New insight into the behavior of ultrafast laser pulses could improve their performance in manufacturing, diagnostics and other research.

A laser's pulse at durations of 100 fs, or quadrillionths of a second, causes electrons to reach temperatures >60,000 ºC during the duration. The pulses create precise patterns in a process called cold ablation, which turns material into a plasma of charged particles.


Mechanical engineering doctoral student Wenqian Hu, who graduated this fall, works on a complex optical setup that is part of research at Purdue University to uncover details about the behavior of ultrafast laser pulses. (Image: Mark Simons/Purdue University)

Images of a laser pulse taken with a high-speed camera show tiny mushroom clouds that expand outward at speeds of 100 to 1000 times the speed of sound within less than 1 ns. However, new findings by researchers at Purdue University reveal that an earlier cloud forms immediately before the mushroom cloud, and this early plasma interferes with the laser pulses, hindering performance, said Yung Shin, a professor of mechanical engineering and director of Purdue’s Center for Laser-Based Manufacturing.

Shin said that finding a way to eliminate the interference caused by the early plasma could open up new applications in manufacturing, in materials and chemical processing, in machining and advanced sensors to monitor composition, and in chemical and atomic reactions on an unprecedented scale.

“We found the formation of early plasma has very significant bearing on the use of ultrashort pulse lasers because it partially blocks the laser beam,” Shin said. “The early plasma changes the optical properties of air, but the mechanism is still largely unknown.”


This series of high-speed images shows how plasma expands when material is exposed to ultrafast laser pulses. The Purdue researchers have discovered details that could help to harness the technology for applications in manufacturing, diagnostics and research. (Image: Yung Shin, Purdue University School of Mechanical Engineering)

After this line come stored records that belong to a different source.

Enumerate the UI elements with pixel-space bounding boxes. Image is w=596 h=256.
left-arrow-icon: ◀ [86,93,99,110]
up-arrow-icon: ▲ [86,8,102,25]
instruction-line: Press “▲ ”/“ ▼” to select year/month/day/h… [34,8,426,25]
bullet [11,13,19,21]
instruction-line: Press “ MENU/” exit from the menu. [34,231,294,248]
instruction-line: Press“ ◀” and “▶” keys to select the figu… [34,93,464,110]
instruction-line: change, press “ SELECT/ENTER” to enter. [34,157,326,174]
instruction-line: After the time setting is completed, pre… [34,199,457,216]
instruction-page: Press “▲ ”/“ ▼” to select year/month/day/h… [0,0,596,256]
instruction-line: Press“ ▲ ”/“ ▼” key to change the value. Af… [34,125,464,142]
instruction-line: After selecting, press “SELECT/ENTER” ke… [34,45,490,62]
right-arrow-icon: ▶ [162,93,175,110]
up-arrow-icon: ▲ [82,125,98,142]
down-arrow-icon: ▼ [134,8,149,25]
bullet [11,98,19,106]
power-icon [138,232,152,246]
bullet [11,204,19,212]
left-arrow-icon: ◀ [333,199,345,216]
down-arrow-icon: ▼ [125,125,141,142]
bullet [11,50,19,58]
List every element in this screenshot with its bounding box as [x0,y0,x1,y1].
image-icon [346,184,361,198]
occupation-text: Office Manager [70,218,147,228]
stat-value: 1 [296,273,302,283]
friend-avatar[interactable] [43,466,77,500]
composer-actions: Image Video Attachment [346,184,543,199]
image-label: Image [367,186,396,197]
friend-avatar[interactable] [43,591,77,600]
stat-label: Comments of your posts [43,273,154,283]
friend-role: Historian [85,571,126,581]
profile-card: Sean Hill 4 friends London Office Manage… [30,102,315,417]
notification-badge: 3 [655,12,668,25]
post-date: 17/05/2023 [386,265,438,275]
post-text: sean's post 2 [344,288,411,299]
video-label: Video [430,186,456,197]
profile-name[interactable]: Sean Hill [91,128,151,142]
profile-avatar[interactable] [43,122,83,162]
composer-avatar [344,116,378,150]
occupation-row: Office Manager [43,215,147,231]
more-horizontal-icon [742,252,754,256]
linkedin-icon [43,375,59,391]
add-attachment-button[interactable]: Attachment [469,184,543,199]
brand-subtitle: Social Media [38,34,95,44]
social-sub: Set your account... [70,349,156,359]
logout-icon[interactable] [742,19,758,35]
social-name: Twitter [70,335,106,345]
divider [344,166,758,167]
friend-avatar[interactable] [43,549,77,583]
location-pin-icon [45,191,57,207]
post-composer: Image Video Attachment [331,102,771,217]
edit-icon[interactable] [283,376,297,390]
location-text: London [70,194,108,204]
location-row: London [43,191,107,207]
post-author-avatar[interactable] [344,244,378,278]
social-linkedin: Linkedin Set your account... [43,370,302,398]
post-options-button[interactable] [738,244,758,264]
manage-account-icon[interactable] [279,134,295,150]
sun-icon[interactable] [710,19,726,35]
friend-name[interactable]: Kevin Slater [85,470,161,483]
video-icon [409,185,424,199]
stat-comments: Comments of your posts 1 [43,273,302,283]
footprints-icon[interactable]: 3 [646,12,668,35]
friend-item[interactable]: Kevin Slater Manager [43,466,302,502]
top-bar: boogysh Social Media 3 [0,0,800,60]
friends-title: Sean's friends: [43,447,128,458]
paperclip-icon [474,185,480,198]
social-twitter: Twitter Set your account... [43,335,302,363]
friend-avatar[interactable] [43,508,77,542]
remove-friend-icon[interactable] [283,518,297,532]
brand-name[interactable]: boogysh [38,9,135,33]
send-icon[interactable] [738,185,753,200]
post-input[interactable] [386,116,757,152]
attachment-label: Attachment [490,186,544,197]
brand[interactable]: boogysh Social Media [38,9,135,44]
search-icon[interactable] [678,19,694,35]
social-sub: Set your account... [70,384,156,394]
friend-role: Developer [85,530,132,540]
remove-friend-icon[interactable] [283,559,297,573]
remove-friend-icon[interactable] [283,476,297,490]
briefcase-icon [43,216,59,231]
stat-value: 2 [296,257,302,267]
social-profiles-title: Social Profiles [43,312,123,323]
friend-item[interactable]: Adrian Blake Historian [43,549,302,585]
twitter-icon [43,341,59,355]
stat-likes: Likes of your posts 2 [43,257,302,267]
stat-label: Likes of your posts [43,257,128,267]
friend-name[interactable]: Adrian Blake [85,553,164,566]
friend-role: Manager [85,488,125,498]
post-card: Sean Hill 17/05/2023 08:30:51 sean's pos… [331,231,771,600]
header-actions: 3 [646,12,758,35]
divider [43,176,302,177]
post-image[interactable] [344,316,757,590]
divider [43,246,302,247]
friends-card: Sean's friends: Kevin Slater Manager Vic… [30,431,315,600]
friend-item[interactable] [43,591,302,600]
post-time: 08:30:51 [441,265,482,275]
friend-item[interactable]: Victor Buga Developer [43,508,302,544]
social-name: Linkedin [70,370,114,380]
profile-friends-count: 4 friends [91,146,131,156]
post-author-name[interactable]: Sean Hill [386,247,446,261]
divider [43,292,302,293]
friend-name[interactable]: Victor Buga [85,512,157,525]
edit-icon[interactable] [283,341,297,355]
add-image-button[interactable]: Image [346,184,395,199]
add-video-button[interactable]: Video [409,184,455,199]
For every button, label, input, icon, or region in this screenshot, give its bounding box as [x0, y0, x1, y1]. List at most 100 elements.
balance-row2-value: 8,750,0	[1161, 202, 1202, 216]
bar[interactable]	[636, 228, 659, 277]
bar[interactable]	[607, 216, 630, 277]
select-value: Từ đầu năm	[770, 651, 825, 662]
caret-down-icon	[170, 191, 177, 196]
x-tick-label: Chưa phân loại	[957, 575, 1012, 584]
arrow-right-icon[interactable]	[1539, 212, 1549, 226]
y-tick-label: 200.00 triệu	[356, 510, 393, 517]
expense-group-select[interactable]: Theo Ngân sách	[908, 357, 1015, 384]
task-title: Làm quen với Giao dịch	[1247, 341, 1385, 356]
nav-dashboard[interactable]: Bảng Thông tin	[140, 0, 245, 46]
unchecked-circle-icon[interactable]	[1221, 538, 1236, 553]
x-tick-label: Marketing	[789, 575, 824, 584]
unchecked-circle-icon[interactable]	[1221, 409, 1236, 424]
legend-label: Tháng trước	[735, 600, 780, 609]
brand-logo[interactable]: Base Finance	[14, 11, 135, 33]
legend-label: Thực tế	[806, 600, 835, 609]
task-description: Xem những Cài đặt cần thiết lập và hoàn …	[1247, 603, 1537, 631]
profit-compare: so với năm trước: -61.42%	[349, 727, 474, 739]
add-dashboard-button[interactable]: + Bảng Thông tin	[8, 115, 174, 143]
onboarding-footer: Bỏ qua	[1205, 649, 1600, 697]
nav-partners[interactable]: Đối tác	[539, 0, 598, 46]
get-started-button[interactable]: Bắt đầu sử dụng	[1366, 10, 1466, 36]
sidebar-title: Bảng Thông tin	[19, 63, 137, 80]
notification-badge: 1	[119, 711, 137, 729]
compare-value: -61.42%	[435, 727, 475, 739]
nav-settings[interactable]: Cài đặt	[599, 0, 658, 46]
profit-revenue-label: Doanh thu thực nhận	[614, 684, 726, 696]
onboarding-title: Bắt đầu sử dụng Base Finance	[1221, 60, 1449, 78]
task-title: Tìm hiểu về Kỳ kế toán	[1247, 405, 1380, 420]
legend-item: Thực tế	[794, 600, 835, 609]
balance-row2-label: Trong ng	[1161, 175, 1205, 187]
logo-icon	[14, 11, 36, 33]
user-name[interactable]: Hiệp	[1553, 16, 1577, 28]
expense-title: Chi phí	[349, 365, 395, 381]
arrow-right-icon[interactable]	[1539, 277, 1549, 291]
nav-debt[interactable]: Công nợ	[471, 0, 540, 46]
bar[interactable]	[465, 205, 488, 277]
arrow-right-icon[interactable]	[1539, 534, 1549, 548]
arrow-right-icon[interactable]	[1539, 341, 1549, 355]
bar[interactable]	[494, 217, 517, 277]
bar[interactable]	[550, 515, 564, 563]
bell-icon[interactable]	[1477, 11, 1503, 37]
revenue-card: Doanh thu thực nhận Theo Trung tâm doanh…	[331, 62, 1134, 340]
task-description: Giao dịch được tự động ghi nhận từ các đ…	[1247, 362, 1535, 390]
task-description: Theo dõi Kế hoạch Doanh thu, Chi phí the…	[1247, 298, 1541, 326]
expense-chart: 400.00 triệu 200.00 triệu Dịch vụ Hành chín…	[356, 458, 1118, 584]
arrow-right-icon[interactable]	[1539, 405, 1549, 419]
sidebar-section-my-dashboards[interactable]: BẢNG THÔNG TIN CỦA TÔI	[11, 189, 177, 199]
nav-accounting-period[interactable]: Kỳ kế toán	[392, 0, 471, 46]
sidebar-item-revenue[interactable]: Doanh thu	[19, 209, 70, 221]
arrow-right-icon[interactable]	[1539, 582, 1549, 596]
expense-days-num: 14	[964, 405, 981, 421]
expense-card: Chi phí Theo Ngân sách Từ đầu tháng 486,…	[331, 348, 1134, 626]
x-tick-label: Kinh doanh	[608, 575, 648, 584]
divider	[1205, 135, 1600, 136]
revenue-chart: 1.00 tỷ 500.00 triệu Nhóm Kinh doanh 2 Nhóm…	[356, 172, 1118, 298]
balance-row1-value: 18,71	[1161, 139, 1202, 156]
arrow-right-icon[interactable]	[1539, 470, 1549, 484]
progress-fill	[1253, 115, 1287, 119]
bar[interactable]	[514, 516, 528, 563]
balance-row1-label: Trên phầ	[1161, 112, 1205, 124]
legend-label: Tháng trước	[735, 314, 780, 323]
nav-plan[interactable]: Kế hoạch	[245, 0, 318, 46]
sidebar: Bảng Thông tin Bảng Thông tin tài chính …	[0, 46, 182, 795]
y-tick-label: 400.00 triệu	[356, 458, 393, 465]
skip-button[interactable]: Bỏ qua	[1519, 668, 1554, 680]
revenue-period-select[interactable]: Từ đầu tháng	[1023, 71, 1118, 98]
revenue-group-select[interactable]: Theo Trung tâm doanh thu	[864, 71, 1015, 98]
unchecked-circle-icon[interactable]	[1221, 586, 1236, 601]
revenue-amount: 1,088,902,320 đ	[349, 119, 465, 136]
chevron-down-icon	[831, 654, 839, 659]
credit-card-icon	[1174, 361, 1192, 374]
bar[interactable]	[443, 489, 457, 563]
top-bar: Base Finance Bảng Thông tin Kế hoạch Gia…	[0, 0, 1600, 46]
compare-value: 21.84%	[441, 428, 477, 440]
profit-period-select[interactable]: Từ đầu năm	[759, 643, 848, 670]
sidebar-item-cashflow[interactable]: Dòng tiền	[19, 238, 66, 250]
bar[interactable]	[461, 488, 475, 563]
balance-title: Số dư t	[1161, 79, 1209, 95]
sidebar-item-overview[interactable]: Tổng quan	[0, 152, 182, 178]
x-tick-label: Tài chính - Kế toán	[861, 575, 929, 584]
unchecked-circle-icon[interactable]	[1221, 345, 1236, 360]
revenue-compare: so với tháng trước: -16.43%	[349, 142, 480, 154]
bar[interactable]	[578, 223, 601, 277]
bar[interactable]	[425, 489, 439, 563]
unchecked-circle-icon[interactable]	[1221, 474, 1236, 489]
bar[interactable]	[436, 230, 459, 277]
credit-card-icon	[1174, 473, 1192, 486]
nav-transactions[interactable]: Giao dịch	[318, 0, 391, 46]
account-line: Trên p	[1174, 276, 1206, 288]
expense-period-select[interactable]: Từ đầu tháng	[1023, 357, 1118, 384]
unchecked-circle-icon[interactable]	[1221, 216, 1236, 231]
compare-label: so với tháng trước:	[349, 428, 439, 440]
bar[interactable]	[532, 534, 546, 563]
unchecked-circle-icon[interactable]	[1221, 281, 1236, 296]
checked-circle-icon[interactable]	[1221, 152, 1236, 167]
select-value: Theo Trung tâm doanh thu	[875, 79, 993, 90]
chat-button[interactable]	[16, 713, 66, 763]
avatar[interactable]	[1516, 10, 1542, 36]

The researchers studied the early plasma by tracking the movement of millions of individual atoms in it — observing how the laser beam travels in space and interacts with plasma — and by using a “laser pump probe shadowgraph,” a technique in which one laser ablates a material, producing the early plasma. Using a series of optical elements and mirrors, a second laser is then fired perpendicular to the first, which is then used to study the plasma cloud.

The work was published online Dec. 6 in Applied Physics Letters and in the September issue of Physics of Plasmas.